Hawley was born and grew up in South Korea, the son of missionary
parents. After earning BA and MA degrees in history at Queen’s
University in Kingston, Ontario, he returned to East Asia with his wife
to work as a teacher for nearly two decades, first in Japan and then
Korea, ending in 2007 as an associate professor of English at Yonsei
University in Seoul.
was in Japan in the early 1990s that Hawley started writing for
magazines and newspapers on topics ranging from
international travel and sumo wrestling to daimyo clocks and
big-city fishing. By the late ‘90s he had turned his
attention to books. His most notable work from this period is The Imjin War, the most comprehensive account in English of Japan’s
sixteenth-century invasion of
Korea and attempted conquest of China, an event of seismic importance
in Asian history. He next focused on US Navy ensign and
diplomat George C. Foulk, Washington’s representative in Seoul at the
time of Korea’s opening to the West.

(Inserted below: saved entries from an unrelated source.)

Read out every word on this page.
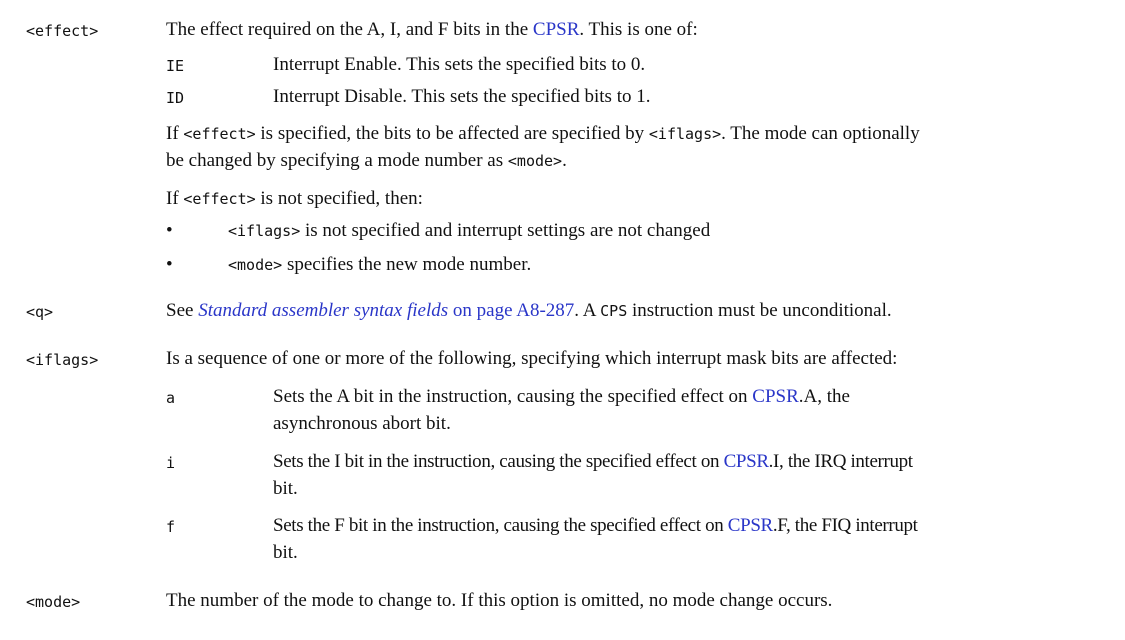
<effect>	The effect required on the A, I, and F bits in the CPSR. This is one of:
IE	Interrupt Enable. This sets the specified bits to 0.
ID	Interrupt Disable. This sets the specified bits to 1.
If <effect> is specified, the bits to be affected are specified by <iflags>. The mode can optionally
be changed by specifying a mode number as <mode>.
If <effect> is not specified, then:
•	<iflags> is not specified and interrupt settings are not changed
•	<mode> specifies the new mode number.
<q>	See Standard assembler syntax fields on page A8-287. A CPS instruction must be unconditional.
<iflags>	Is a sequence of one or more of the following, specifying which interrupt mask bits are affected:
a	Sets the A bit in the instruction, causing the specified effect on CPSR.A, the
asynchronous abort bit.
i	Sets the I bit in the instruction, causing the specified effect on CPSR.I, the IRQ interrupt
bit.
f	Sets the F bit in the instruction, causing the specified effect on CPSR.F, the FIQ interrupt
bit.
<mode>	The number of the mode to change to. If this option is omitted, no mode change occurs.
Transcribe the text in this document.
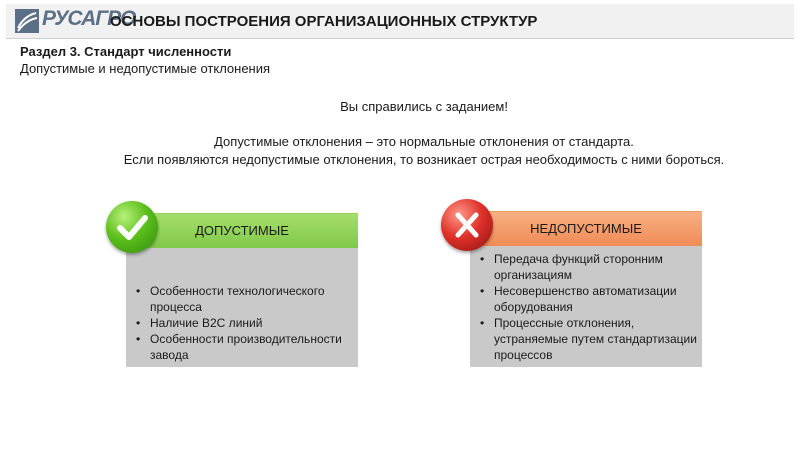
РУСАГРО
ОСНОВЫ ПОСТРОЕНИЯ ОРГАНИЗАЦИОННЫХ СТРУКТУР
Раздел 3. Стандарт численности
Допустимые и недопустимые отклонения

Вы справились с заданием!

Допустимые отклонения – это нормальные отклонения от стандарта.

Если появляются недопустимые отклонения, то возникает острая необходимость с ними бороться.

• Особенности технологического процесса
• Наличие B2C линий
• Особенности производительности завода
ДОПУСТИМЫЕ
• Передача функций сторонним организациям
• Несовершенство автоматизации оборудования
• Процессные отклонения, устраняемые путем стандартизации процессов
НЕДОПУСТИМЫЕ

Hawley's interest in Foulk resulted in two books, America's Man in Korea, and Inside the Hermit Kingdom, in 2007.
Hawley began writing
full-time upon returning to Canada in 2007, starting with the biography I
Just Ran: Percy Williams, World’s Fastest Human, about one of Canada’s greatest yet least known athletes. I Just Ran won an Independent
Publisher Awards silver medal and was named one of five "Best Sports
Books of the Year" by the CBC. He followed this with Speed Duel: The Inside Story of the Land
Speed Record in the Sixties, which received
starred reviews in both Publishers
Weekly and Library Journal.
He then turned to fiction with the novel Bad
Elephant Far Stream,
an imagined life story of the real circus elephant Topsy,
electrocuted on Coney Island in 1903. His latest book is the thriller Homeowner With a Gun, called "one of the year's best crime novels" by BestThrillers.com. He has also written two feature
film screenplays, Speed Duel and Homeowner With a Gun, based on his books.
Hawley's most recent project is The Fight That Started the Movies: The World Heavyweight Championship, the Birth of Cinema and the First Feature Film. It marks his return to narrative nonfiction and is due out in 2016.